The Center wins inclusion of contraception and yearly well-woman visits in a package of preventive health care services that insurance companies must provide without co-pays or deductibles under the Affordable Care Act.
The Center files a Supreme Court brief on behalf of 60 organizations detailing what's at stake for women in the challenge to the landmark Affordable Care Act, which is upheld as constitutional in a landmark decision.
The Center opens the door to 55,000 military jobs for women by securing an end to the Defense Department policy banning women from direct ground combat.
The Center wins the first reauthorization of the Child Care and Development Block Grant in nearly 20 years to ensure the health and safety of children in child care, improve the quality of care, and make it easier for families to get and keep child care assistance.
NWLC leads advocacy and litigation efforts, alongside a broad coalition of women's and civil rights groups, to set the foundation for new civil rights protections in health care under the ACA—the first federal law to prohibit gender discrimination in federally assisted and federally conducted health programs and activities (Section 1557).
The Center protects the jobs and health of pregnant workers by securing new state laws and a Supreme Court ruling that requires employers to make temporary accommodations to help pregnant women stay on the job.
NWLC publishes our Let Her Learn toolkit—helping to ensure girls who have experienced harassment are not unjustly pushed out of school.
NWLC leads a groundbreaking, class action, pregnancy discrimination lawsuit againt Walmart .
In the surge of the #MeToo movement, NWLC launches and becomes home to the TIME'S UP Legal Defense Fund. The first-of-its-kind fund connects survivors of workplace harassment and related retaliation with attorneys, and in select cases pays for their legal and PR fees. To date, the Fund has assisted nearly 6,000 survivors with these critical services.
In the immediate wake of the COVID pandemic, NWLC leads uniting the gender justice movement in their collective demands to center the needs and burdens of women—in particular women of color—in the government's COVID response, relief, and recovery efforts and policies.
NWLC continues to demand less discrimination and greater workplace protections through legislation like the Pregnant Workers Fairness Act and the BE HEARD in the Workplace Act.
NWLC leads a nationwide effort to secure historic relief dollars that would stabilize the child care sector during the pandemic, in particular lifting up the needs of early childhood educators, frontline workers, and women of color.
NWLC leads the way in supporting more women of color appointees and a more fair and equitable judiciary.
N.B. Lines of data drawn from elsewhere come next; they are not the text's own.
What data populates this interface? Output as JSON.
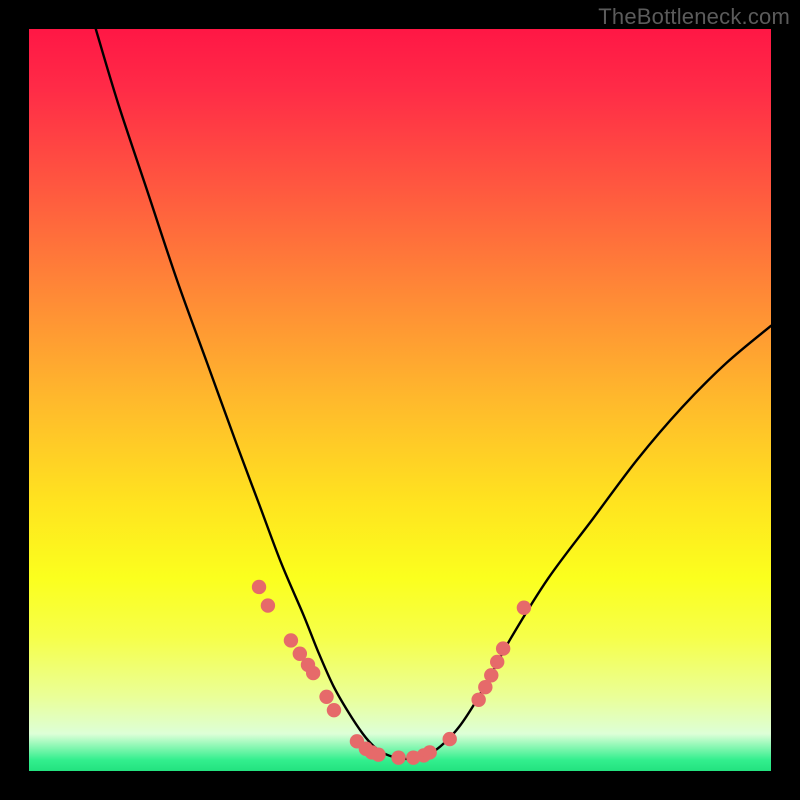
{
  "attribution": "TheBottleneck.com",
  "chart_data": {
    "type": "line",
    "title": "",
    "xlabel": "",
    "ylabel": "",
    "xlim": [
      0,
      100
    ],
    "ylim": [
      0,
      100
    ],
    "series": [
      {
        "name": "bottleneck-curve",
        "x": [
          9,
          12,
          16,
          20,
          24,
          28,
          31,
          34,
          37,
          39,
          41,
          43,
          45,
          46.5,
          48,
          50,
          52,
          54,
          56,
          58,
          60,
          62,
          65,
          70,
          76,
          82,
          88,
          94,
          100
        ],
        "y": [
          100,
          90,
          78,
          66,
          55,
          44,
          36,
          28,
          21,
          16,
          11.5,
          8,
          5,
          3.3,
          2.3,
          1.7,
          1.7,
          2.3,
          3.8,
          6,
          9,
          12.5,
          18,
          26,
          34,
          42,
          49,
          55,
          60
        ]
      }
    ],
    "markers": [
      {
        "side": "left",
        "x": 31.0,
        "y": 24.8
      },
      {
        "side": "left",
        "x": 32.2,
        "y": 22.3
      },
      {
        "side": "left",
        "x": 35.3,
        "y": 17.6
      },
      {
        "side": "left",
        "x": 36.5,
        "y": 15.8
      },
      {
        "side": "left",
        "x": 37.6,
        "y": 14.3
      },
      {
        "side": "left",
        "x": 38.3,
        "y": 13.2
      },
      {
        "side": "left",
        "x": 40.1,
        "y": 10.0
      },
      {
        "side": "left",
        "x": 41.1,
        "y": 8.2
      },
      {
        "side": "left",
        "x": 44.2,
        "y": 4.0
      },
      {
        "side": "left",
        "x": 45.4,
        "y": 3.0
      },
      {
        "side": "left",
        "x": 46.2,
        "y": 2.5
      },
      {
        "side": "left",
        "x": 47.1,
        "y": 2.2
      },
      {
        "side": "left",
        "x": 49.8,
        "y": 1.8
      },
      {
        "side": "right",
        "x": 51.8,
        "y": 1.8
      },
      {
        "side": "right",
        "x": 53.2,
        "y": 2.1
      },
      {
        "side": "right",
        "x": 54.0,
        "y": 2.5
      },
      {
        "side": "right",
        "x": 56.7,
        "y": 4.3
      },
      {
        "side": "right",
        "x": 60.6,
        "y": 9.6
      },
      {
        "side": "right",
        "x": 61.5,
        "y": 11.3
      },
      {
        "side": "right",
        "x": 62.3,
        "y": 12.9
      },
      {
        "side": "right",
        "x": 63.1,
        "y": 14.7
      },
      {
        "side": "right",
        "x": 63.9,
        "y": 16.5
      },
      {
        "side": "right",
        "x": 66.7,
        "y": 22.0
      }
    ],
    "colors": {
      "curve": "#000000",
      "marker_fill": "#e66a6a",
      "marker_stroke": "#bb4040"
    }
  }
}
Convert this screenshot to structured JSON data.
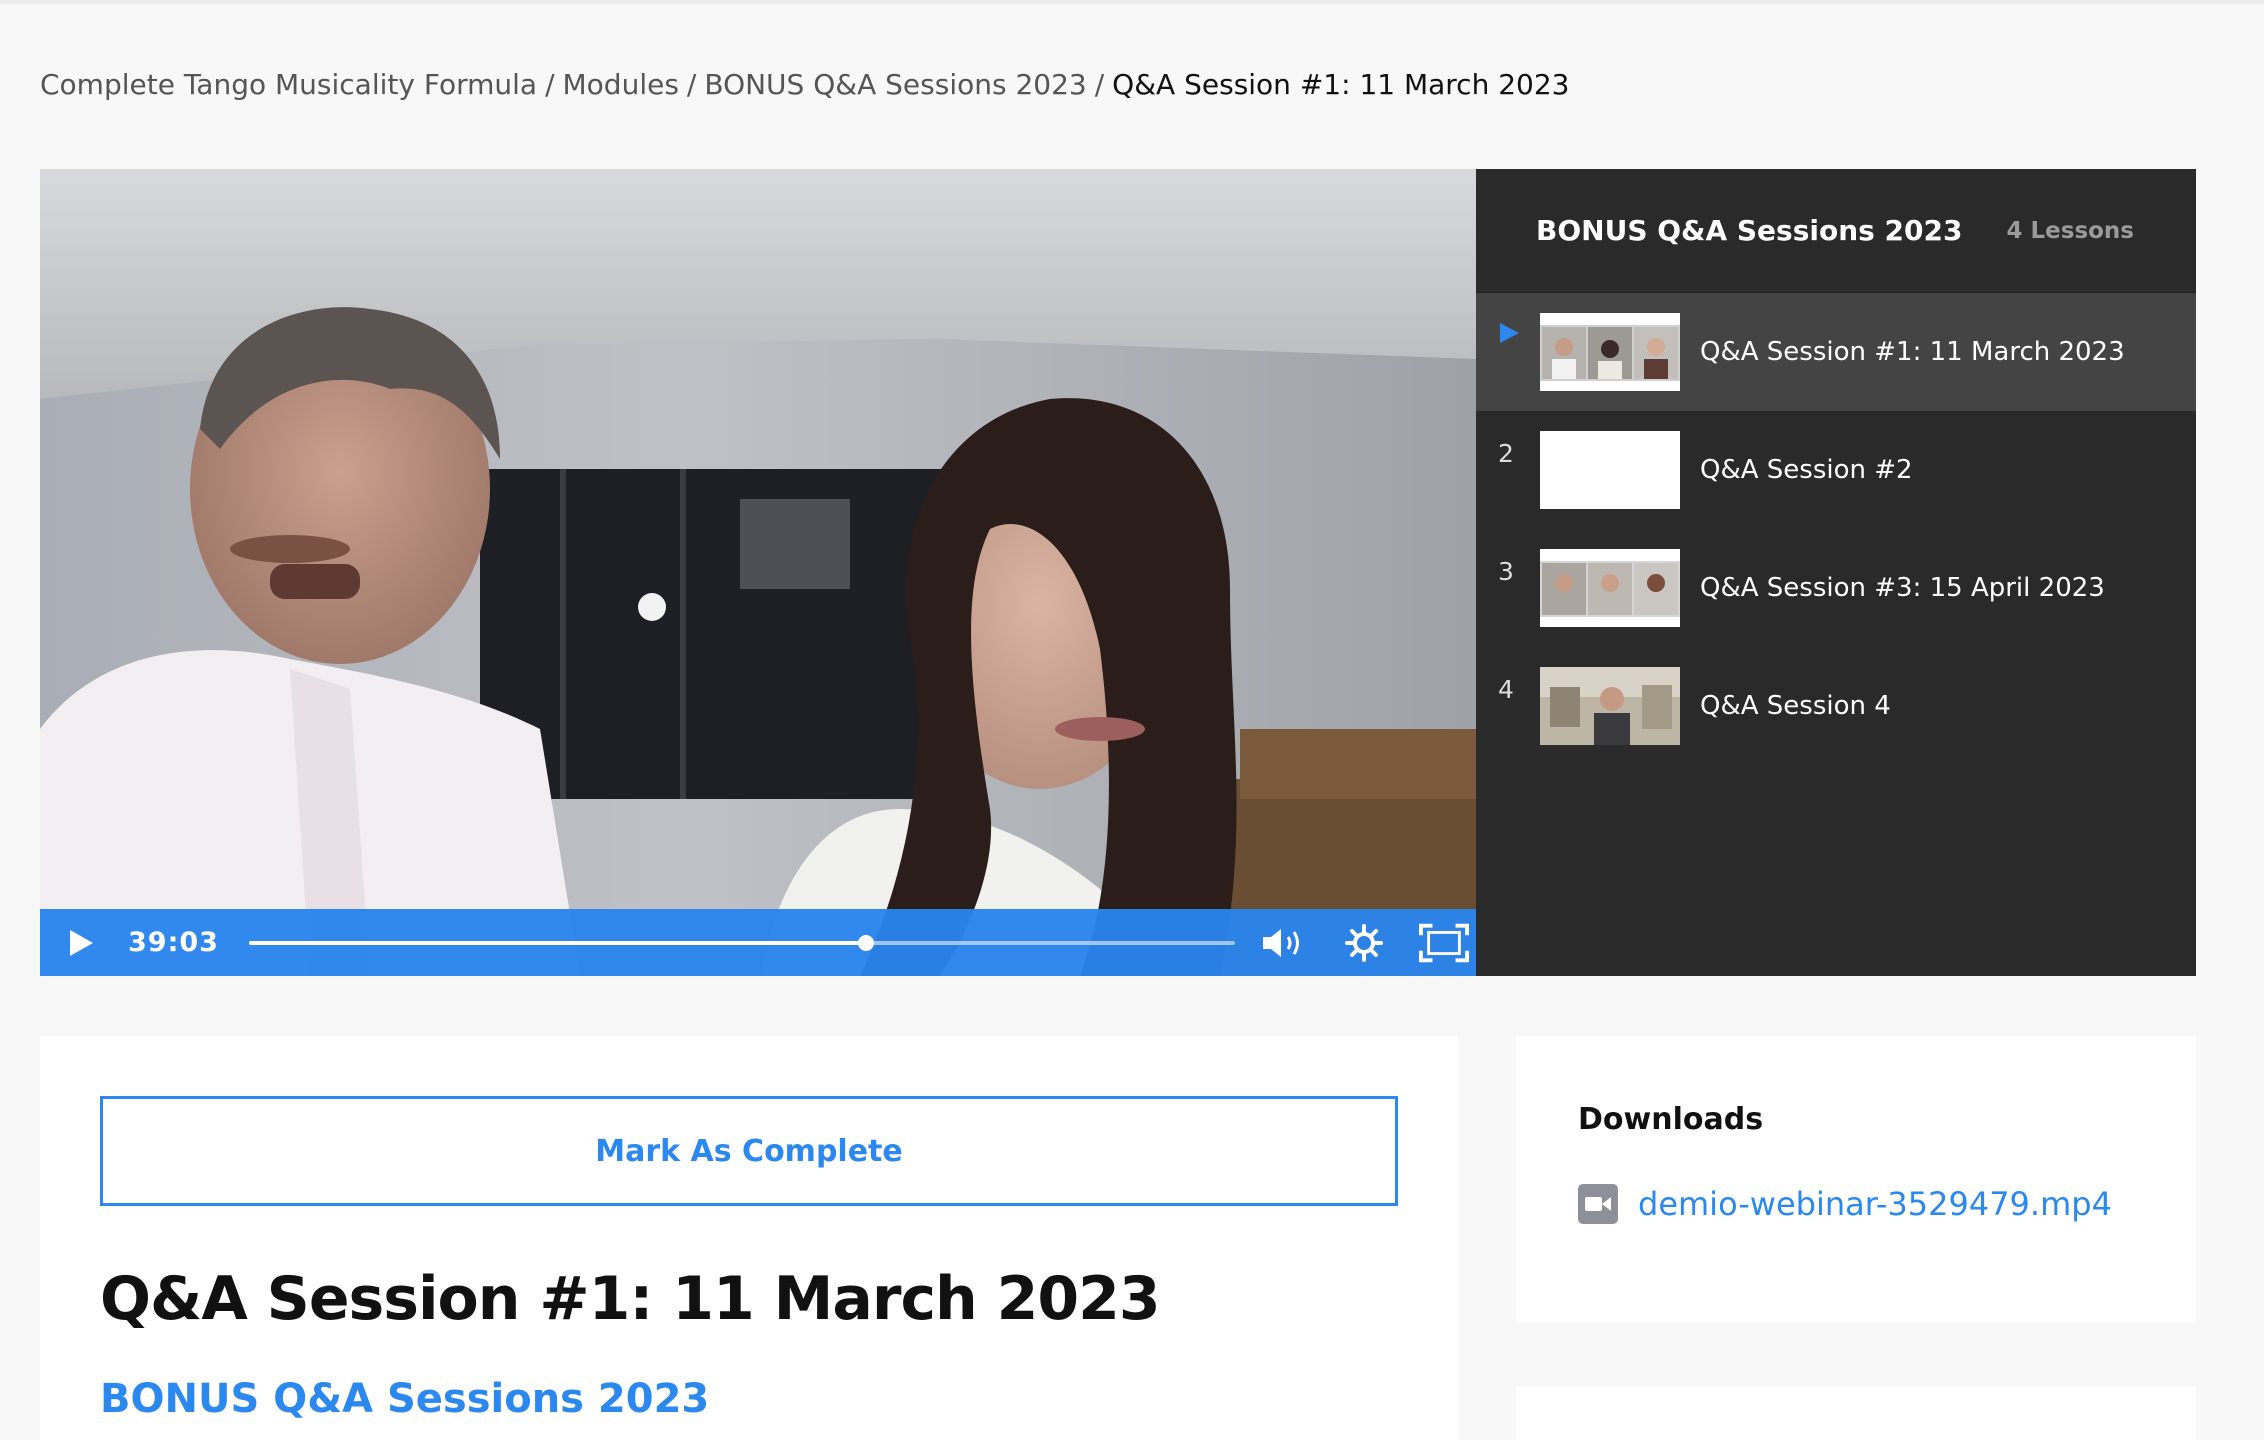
{
  "breadcrumb": {
    "items": [
      "Complete Tango Musicality Formula",
      "Modules",
      "BONUS Q&A Sessions 2023"
    ],
    "separator": "/",
    "current": "Q&A Session #1: 11 March 2023"
  },
  "player": {
    "time": "39:03",
    "progress": 0.626,
    "accent": "#2a84ec"
  },
  "playlist": {
    "title": "BONUS Q&A Sessions 2023",
    "count": "4 Lessons",
    "lessons": [
      {
        "num": "",
        "label": "Q&A Session #1: 11 March 2023",
        "active": true
      },
      {
        "num": "2",
        "label": "Q&A Session #2",
        "active": false
      },
      {
        "num": "3",
        "label": "Q&A Session #3: 15 April 2023",
        "active": false
      },
      {
        "num": "4",
        "label": "Q&A Session 4",
        "active": false
      }
    ]
  },
  "lesson": {
    "mark_complete": "Mark As Complete",
    "title": "Q&A Session #1: 11 March 2023",
    "module": "BONUS Q&A Sessions 2023"
  },
  "downloads": {
    "title": "Downloads",
    "files": [
      "demio-webinar-3529479.mp4"
    ]
  },
  "colors": {
    "accent": "#2a88ee",
    "panel": "#2a2a2a",
    "active_row": "#444444"
  },
  "icons": [
    "play-icon",
    "volume-icon",
    "settings-gear-icon",
    "fullscreen-icon",
    "now-playing-icon",
    "video-file-icon"
  ]
}
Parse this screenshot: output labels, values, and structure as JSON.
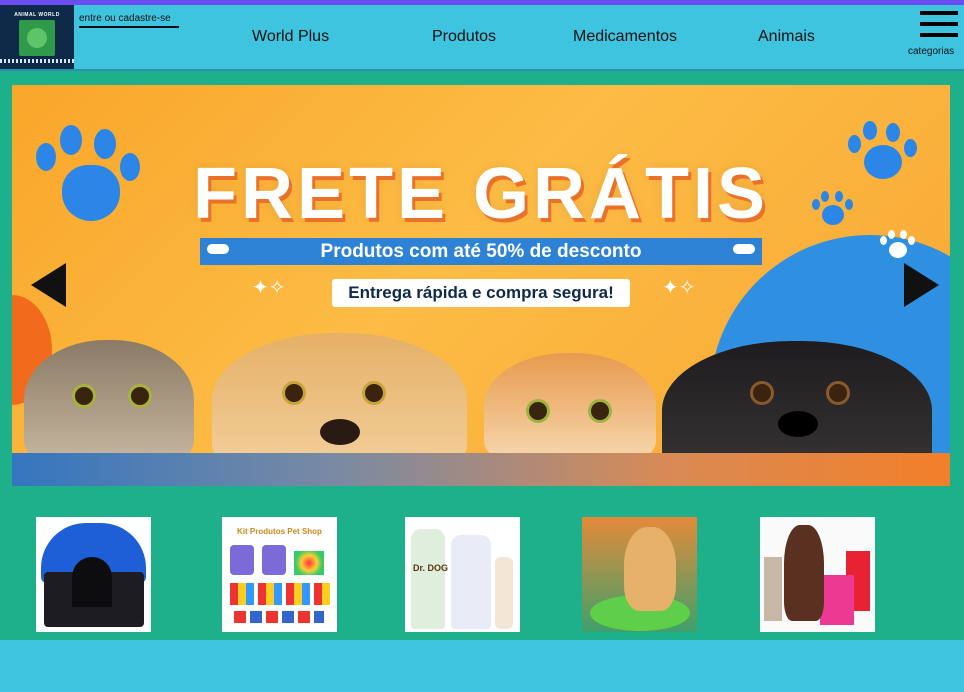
{
  "header": {
    "logo_title": "ANIMAL WORLD",
    "login_link": "entre ou cadastre-se",
    "nav": [
      "World Plus",
      "Produtos",
      "Medicamentos",
      "Animais"
    ],
    "menu_label": "categorias"
  },
  "banner": {
    "title": "FRETE GRÁTIS",
    "subtitle": "Produtos com até 50% de desconto",
    "tagline": "Entrega rápida e compra segura!"
  },
  "products": [
    {
      "name": "Casinha plástica azul"
    },
    {
      "name": "Kit Produtos Pet Shop",
      "label": "Kit Produtos Pet Shop"
    },
    {
      "name": "Dr. Dog shampoo",
      "label": "Dr. DOG"
    },
    {
      "name": "Cachorro na cama verde"
    },
    {
      "name": "Cachorro com sacolas"
    }
  ],
  "colors": {
    "page_bg": "#1eb08a",
    "header_bg": "#3fc4e0",
    "accent_top": "#6a4cf0"
  }
}
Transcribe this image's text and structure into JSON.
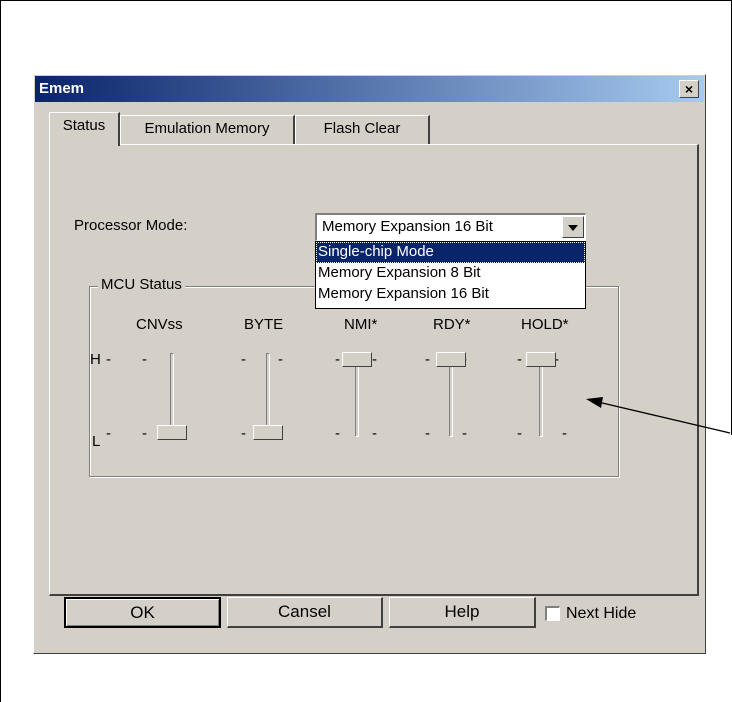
{
  "window": {
    "title": "Emem",
    "close_glyph": "×"
  },
  "tabs": [
    {
      "label": "Status",
      "active": true
    },
    {
      "label": "Emulation Memory",
      "active": false
    },
    {
      "label": "Flash Clear",
      "active": false
    }
  ],
  "processor_mode": {
    "label": "Processor Mode:",
    "value": "Memory Expansion 16 Bit",
    "options": [
      "Single-chip Mode",
      "Memory Expansion 8 Bit",
      "Memory Expansion 16 Bit"
    ],
    "highlighted_option": "Single-chip Mode"
  },
  "mcu_status": {
    "title": "MCU Status",
    "tick_high": "H",
    "tick_low": "L",
    "sliders": [
      {
        "name": "CNVss",
        "level": "L"
      },
      {
        "name": "BYTE",
        "level": "L"
      },
      {
        "name": "NMI*",
        "level": "H"
      },
      {
        "name": "RDY*",
        "level": "H"
      },
      {
        "name": "HOLD*",
        "level": "H"
      }
    ]
  },
  "buttons": {
    "ok": "OK",
    "cancel": "Cansel",
    "help": "Help"
  },
  "next_hide": {
    "label": "Next Hide",
    "checked": false
  },
  "colors": {
    "dialog_bg": "#d4d0c8",
    "title_start": "#0a246a",
    "title_end": "#a6caf0",
    "selection": "#0a246a"
  }
}
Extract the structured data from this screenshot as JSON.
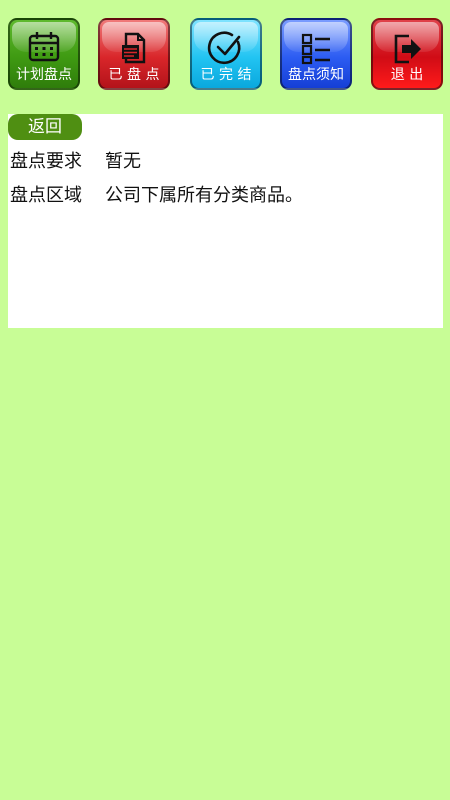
{
  "toolbar": {
    "items": [
      {
        "label": "计划盘点",
        "icon": "calendar-icon",
        "color": "#3f9a12"
      },
      {
        "label": "已 盘 点",
        "icon": "document-icon",
        "color": "#d9262a"
      },
      {
        "label": "已 完 结",
        "icon": "check-circle-icon",
        "color": "#22c4f2"
      },
      {
        "label": "盘点须知",
        "icon": "list-icon",
        "color": "#2c5cf2"
      },
      {
        "label": "退   出",
        "icon": "exit-icon",
        "color": "#d00c16"
      }
    ]
  },
  "detail": {
    "back_label": "返回",
    "rows": [
      {
        "key": "盘点要求",
        "value": "暂无"
      },
      {
        "key": "盘点区域",
        "value": "公司下属所有分类商品。"
      }
    ]
  },
  "colors": {
    "background": "#c8fd96",
    "back_button": "#4f8f12",
    "panel": "#ffffff"
  }
}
From fighting back against problematic societal narratives to leading national SCOTUS nominee campaigns, NWLC continues to demand that our leaders truly represent our country and our values.
NWLC launches We Are the Backbone: a national campaign that shifts the narrative around care work from being a personal responsibility to a public infrastructure.
NWLC continues its efforts to end problematic school discipline policies and works alongside coalitions to redefine and support safer school environments.
An overly politicized and extremist Supreme Court overturns Roe v. Wade, decimating our constitutional right to abortion. Fueled by anger, hope, and a clear vision for our collective reproductive rights, freedom, and health, NWLC prepares to fight on all levels—in court, in state and federal policy, and in our culture—to ensure that the right to abortion is restored, protected, and accessible for anyone who needs it.
Extremist politicians are attacking transgender and LGBTQ+ individuals, particularly students and athletes. NWLC will fight fiercely to protect their rights and to ensure all children feel safe and accepted in their school environments.